Cattive Acque è un film magnetico. Un legal drama che si allontana da qualsiasi ascendente di finzione per presentarsi nudo e crudo allo spettatore. Forte di una fotografia grigia, materica e colorata di quei “blue corporate” che siamo ormai abituati ad associare a storie pericolose. Storie intricate e, nondimeno, terrificanti.

Uscendo dalle sue solite corde, il regista Todd Haynes (Safe, Io non sono qui, Carol), riesce a smembrare con la sola forza del colore e del pace qualsiasi aurea eroico-patetica, creando un film serio e onesto ma non per questo meno avvincente.
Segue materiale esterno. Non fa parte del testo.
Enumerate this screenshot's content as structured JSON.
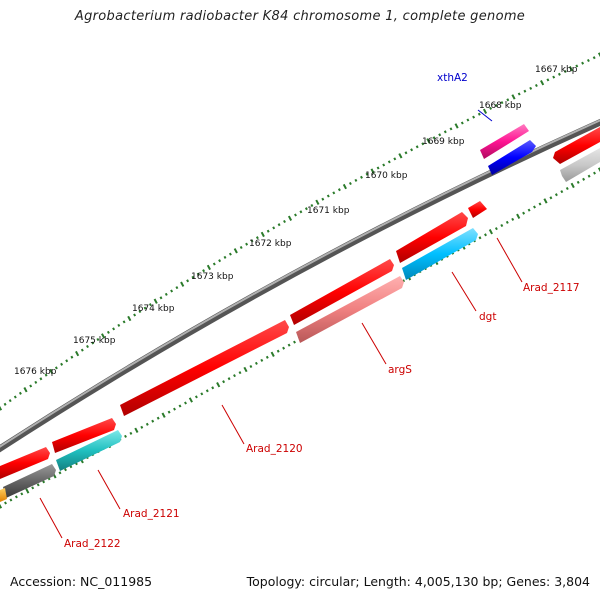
{
  "title": "Agrobacterium radiobacter K84 chromosome 1, complete genome",
  "footer": {
    "accession": "Accession: NC_011985",
    "stats": "Topology: circular; Length: 4,005,130 bp; Genes: 3,804"
  },
  "ticks": [
    "1667 kbp",
    "1668 kbp",
    "1669 kbp",
    "1670 kbp",
    "1671 kbp",
    "1672 kbp",
    "1673 kbp",
    "1674 kbp",
    "1675 kbp",
    "1676 kbp"
  ],
  "gene_labels": [
    {
      "text": "xthA2",
      "color": "#0000cc"
    },
    {
      "text": "Arad_2117",
      "color": "#cc0000"
    },
    {
      "text": "dgt",
      "color": "#cc0000"
    },
    {
      "text": "argS",
      "color": "#cc0000"
    },
    {
      "text": "Arad_2120",
      "color": "#cc0000"
    },
    {
      "text": "Arad_2121",
      "color": "#cc0000"
    },
    {
      "text": "Arad_2122",
      "color": "#cc0000"
    }
  ],
  "colors": {
    "backbone": "#808080",
    "tick_dots": "#2a7a2a",
    "cds_forward": "#ff0000",
    "cds_reverse_blue": "#00bfff",
    "cds_reverse_teal": "#20c0c0",
    "cds_gray": "#666666",
    "cds_pink": "#f08080",
    "cds_magenta": "#ff1493",
    "cds_blue": "#0000ff"
  }
}
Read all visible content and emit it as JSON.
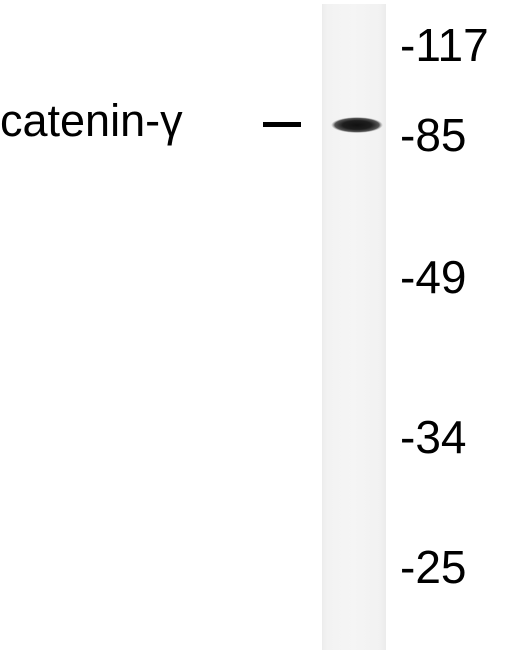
{
  "blot": {
    "protein_label": "catenin-γ",
    "markers": [
      {
        "label": "-117",
        "kda": 117
      },
      {
        "label": "-85",
        "kda": 85
      },
      {
        "label": "-49",
        "kda": 49
      },
      {
        "label": "-34",
        "kda": 34
      },
      {
        "label": "-25",
        "kda": 25
      }
    ],
    "band_marker_kda": 85
  }
}
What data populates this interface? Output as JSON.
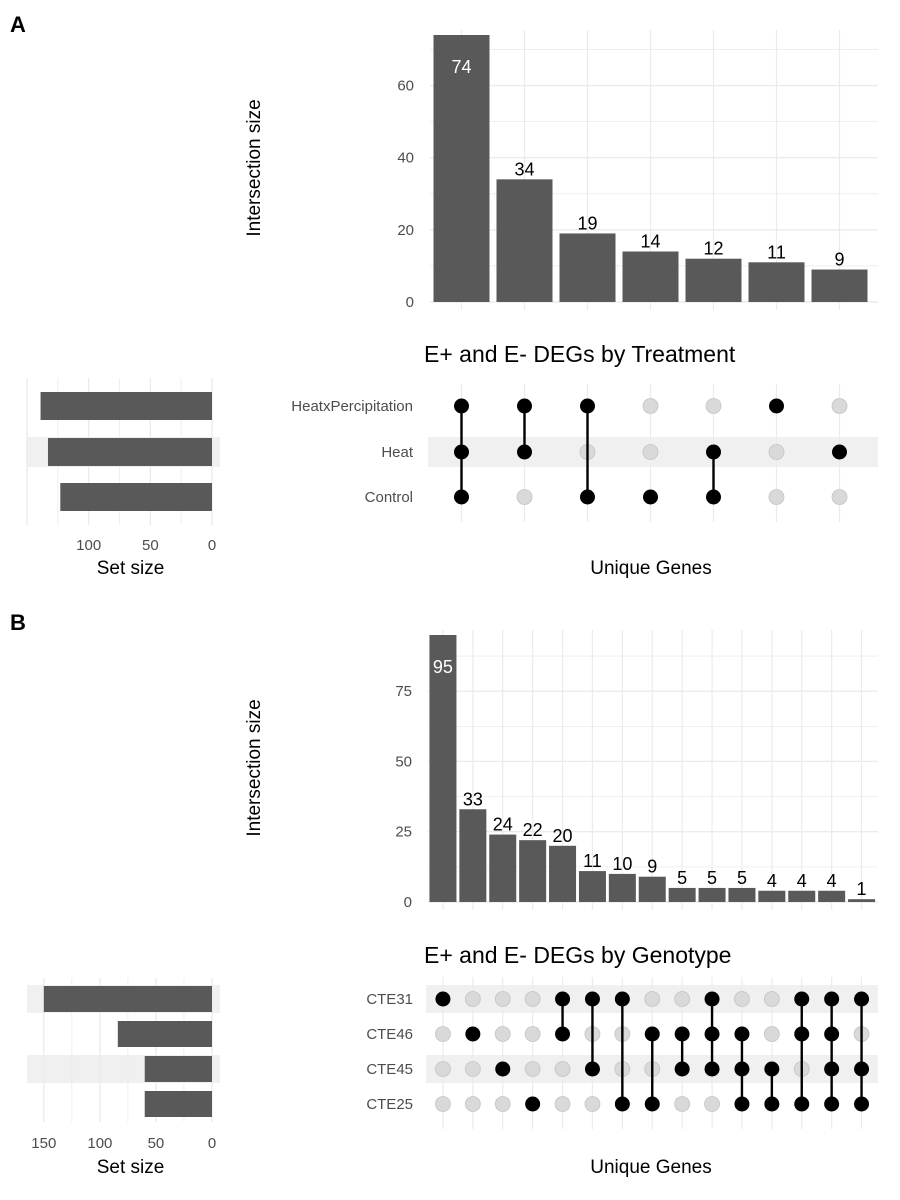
{
  "chart_data": [
    {
      "panel": "A",
      "type": "bar",
      "title": "E+ and E- DEGs by Treatment",
      "xlabel": "Unique Genes",
      "ylabel": "Intersection size",
      "set_size_label": "Set size",
      "ylim": [
        0,
        74
      ],
      "yticks": [
        0,
        20,
        40,
        60
      ],
      "sets": [
        "HeatxPercipitation",
        "Heat",
        "Control"
      ],
      "set_sizes": [
        139,
        133,
        123
      ],
      "set_size_ticks": [
        100,
        50,
        0
      ],
      "set_size_max": 150,
      "intersections": [
        {
          "value": 74,
          "sets": [
            "HeatxPercipitation",
            "Heat",
            "Control"
          ]
        },
        {
          "value": 34,
          "sets": [
            "HeatxPercipitation",
            "Heat"
          ]
        },
        {
          "value": 19,
          "sets": [
            "HeatxPercipitation",
            "Control"
          ]
        },
        {
          "value": 14,
          "sets": [
            "Control"
          ]
        },
        {
          "value": 12,
          "sets": [
            "Heat",
            "Control"
          ]
        },
        {
          "value": 11,
          "sets": [
            "HeatxPercipitation"
          ]
        },
        {
          "value": 9,
          "sets": [
            "Heat"
          ]
        }
      ]
    },
    {
      "panel": "B",
      "type": "bar",
      "title": "E+ and E- DEGs by Genotype",
      "xlabel": "Unique Genes",
      "ylabel": "Intersection size",
      "set_size_label": "Set size",
      "ylim": [
        0,
        95
      ],
      "yticks": [
        0,
        25,
        50,
        75
      ],
      "sets": [
        "CTE31",
        "CTE46",
        "CTE45",
        "CTE25"
      ],
      "set_sizes": [
        150,
        84,
        60,
        60
      ],
      "set_size_ticks": [
        150,
        100,
        50,
        0
      ],
      "set_size_max": 165,
      "intersections": [
        {
          "value": 95,
          "sets": [
            "CTE31"
          ]
        },
        {
          "value": 33,
          "sets": [
            "CTE46"
          ]
        },
        {
          "value": 24,
          "sets": [
            "CTE45"
          ]
        },
        {
          "value": 22,
          "sets": [
            "CTE25"
          ]
        },
        {
          "value": 20,
          "sets": [
            "CTE31",
            "CTE46"
          ]
        },
        {
          "value": 11,
          "sets": [
            "CTE31",
            "CTE45"
          ]
        },
        {
          "value": 10,
          "sets": [
            "CTE31",
            "CTE25"
          ]
        },
        {
          "value": 9,
          "sets": [
            "CTE46",
            "CTE25"
          ]
        },
        {
          "value": 5,
          "sets": [
            "CTE46",
            "CTE45"
          ]
        },
        {
          "value": 5,
          "sets": [
            "CTE31",
            "CTE46",
            "CTE45"
          ]
        },
        {
          "value": 5,
          "sets": [
            "CTE46",
            "CTE45",
            "CTE25"
          ]
        },
        {
          "value": 4,
          "sets": [
            "CTE45",
            "CTE25"
          ]
        },
        {
          "value": 4,
          "sets": [
            "CTE31",
            "CTE46",
            "CTE25"
          ]
        },
        {
          "value": 4,
          "sets": [
            "CTE31",
            "CTE46",
            "CTE45",
            "CTE25"
          ]
        },
        {
          "value": 1,
          "sets": [
            "CTE31",
            "CTE45",
            "CTE25"
          ]
        }
      ]
    }
  ]
}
E lo fa insieme ai suoi collaboratori di fiducia Edward Lachman (fotografia) e Affonso Gonçalves (editing).

La storia è incentrata su Rob Bilott (Mark Ruffalo), un avvocato di Cincinnati. Già difensore di grandi industrie chimiche per la Taft Stettinius & Hollister, egli ha difficoltà nello smascherare una delle più grandi minacce alla salute umana che si sia mai vista dagli anni ’90 ad oggi. Lo scandalo della DuPont. Il colosso industriale americano che smaltì in modo criminoso i propri rifiuti chimici, inquinando le acque della cittadina di Parkersburg (West Virginia). Non solo. Sviluppò e mise in commercio dei prodotti pericolosissimi per l’essere umano compromettendo la salute di milioni di persone.

Questa è una storia vera, torbida come le acque del lago che apre la narrazione e che, forse, proprio qui in Italia batte esattamente dove il dente ancora duole. Tra l’inquinamento dell’Ilva di Taranto da un lato e la Terra dei Fuochi dall’altro, il Bel Paese potrà rispecchiarsi in questo film. Dal canto suo, Mark Ruffalo è un attore che già abbiamo visto protagonista di lotte ambientaliste sull’argomento. Fa di tutto per dare spessore e complessità ad un personaggio che a poco a poco vediamo incupirsi, demoralizzarsi sotto la pressione del proprio lavoro, ma che nonostante tutto non getta mai la spugna.

La gravità delle sue scoperte ci destabilizzano e i suoi tentativi di riportare a galla l’autentico orrore dietro i bei sorrisi e le tante promesse ci fanno aprire gli occhi. Ci fanno comprendere quali siano effettivamente le difficoltà di un David tutto umano, credente, con una famiglia alle spalle. Egli è continuamente ostacolato e, agli occhi della propria comunità, tutto è meno che un eroe.

Eppure è nel giusto e non smetterà mai di lavorare al caso. Un caso ventennale e ancora in corso, oggetto di un importante articolo sul New York Times (il vero punto di partenza per la scrittura di questo film) dove risuona un’unico, importantissimo, motto:

“Sembrava la cosa giusta da fare” 

Lo era, lo è tutt’ora, e dovrà esserlo sempre.